Wybór plików PDF do przeprowadzania ataków był bardzo sprytnym zabiegiem, gdyż dokumenty te są popularne, a czytnik często nieaktualizowany. Jeszcze niedawno wykorzystywano powszechnie oprogramowanie tylko jednej firmy (Adobe), a czas od ujawnienia luki w bezpieczeństwie do aktualizacji czytnika był bardzo długi. Takie środowisko to wymarzony cel ataków.

Początkowo ataki wykorzystywały błędy programistyczne w implementacji czytnika PDF - najczęściej było to przepełnienie bufora. Gdy oprogramowanie antywirusowe zaczęło skutecznie usuwać to zagrożenie, przestępcy opracowali sposób zaciemniania kodu odpowiedzialnego za zarażanie systemów operacyjnych. Wykorzystali przy tym szczególną właściwość standardu PDF - rozmieszczenie elementów może być praktycznie dowolne, co bardzo utrudnia analizę antywirusową, a w samym pliku można osadzić obiekt binarny. Użycie kompresji strumienia (do czego można wykorzystać więcej niż jeden algorytm) i opracowanie funkcji zaciemniających kod JavaScript sprawiły, że analiza takiego specjalnie przygotowanego pliku PDF przez programy antywirusowe jest coraz trudniejsza. W ten sposób można zrealizować polimorficzne kodowanie zawartości, co od dawna utrudniało zadanie twórcom antywirusów.
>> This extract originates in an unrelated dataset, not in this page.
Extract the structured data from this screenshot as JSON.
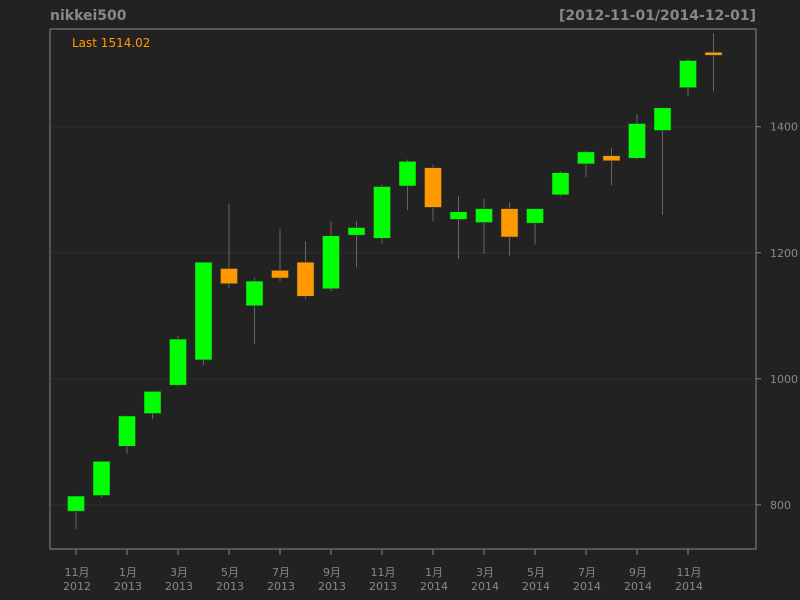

W pewnych przypadkach do udanego ataku wystarczyło umieścić specjalnie przygotowany plik PDF na dysku lokalnym - infekcję przeprowadzano, wykorzystując poważny błąd w zabezpieczeniach Adobe Readera w połączeniu z pracą narzędzi indeksowania (patrz ramka).

Już nie tylko JavaScript

Obecnie atak taki nie wymaga żadnej luki w bezpieczeństwie czytnika. Wystarczy, by ściśle implementował wszystkie opcje standardu PDF, w tym tę, która odpowiada za uruchomienie zewnętrznego procesu. Skutkiem ataku jest uruchomienie obcego kodu, który zazwyczaj pobiera z przejętych serwerów pozostałe składniki złośliwego oprogramowania (pochodna technologii drive by download, wykorzystywanej od dwóch lat w masowych infekcjach). Tą drogą zaatakowano bardzo wiele stacji roboczych z systemem Windows, przy czym atak ten obchodzi zabezpieczenia DEP i ASLR. Skala ataków via PDF była na tyle duża, że opisano je w raporcie bezpieczeństwa za rok 2009, opublikowanym przez CERT Polska.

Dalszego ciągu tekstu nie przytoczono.